Through testing various text inference tasks with GPT-3.5 Turbo, I learned the following:

1. **Sentiment Analysis**: The model reliably identifies the sentiment of a text, accurately discerning between positive and negative tones.

2. **Emotion Detection**: It effectively extracts a list of emotions from text, capturing nuanced feelings expressed by the writer.

3. **Anger Recognition**: The model can correctly determine the presence or absence of anger in text, providing accurate binary responses.

4. **Detail Extraction**: It successfully identifies specific information, such as product and company names, demonstrating strong detail-oriented understanding.

5. **Handling Combined Tasks**: GPT-3.5 Turbo can manage multi-faceted prompts, delivering structured and concise outputs that integrate multiple pieces of information.

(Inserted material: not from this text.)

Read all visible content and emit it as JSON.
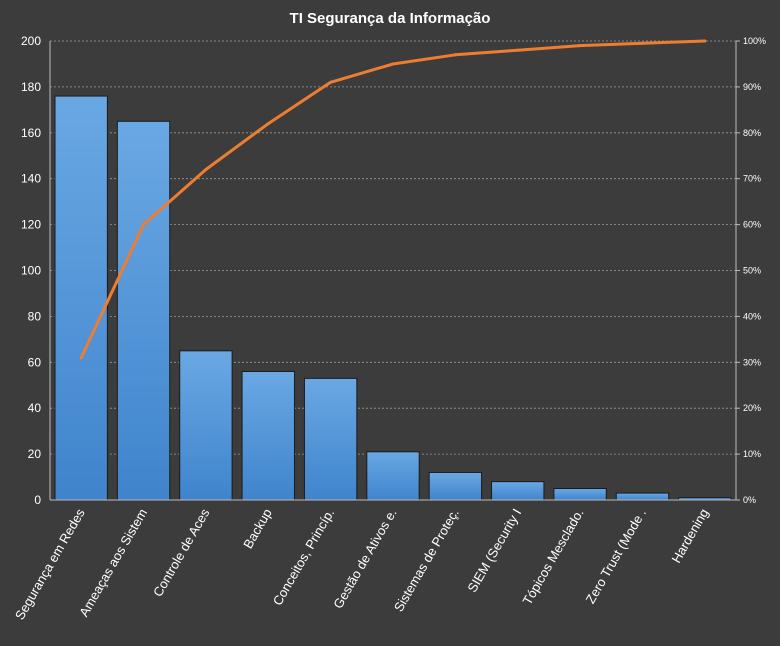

6. **Topic Identification**: It is proficient in recognizing and listing topics from lengthy articles, summarizing key themes effectively.

7. **Targeted Topic Detection**: The model accurately matches text content with predefined topics, though parsing the output may sometimes require careful handling.

Overall, GPT-3.5 Turbo shows strong capabilities in sentiment analysis and topic inference, making it a valuable tool for processing and understanding textual data.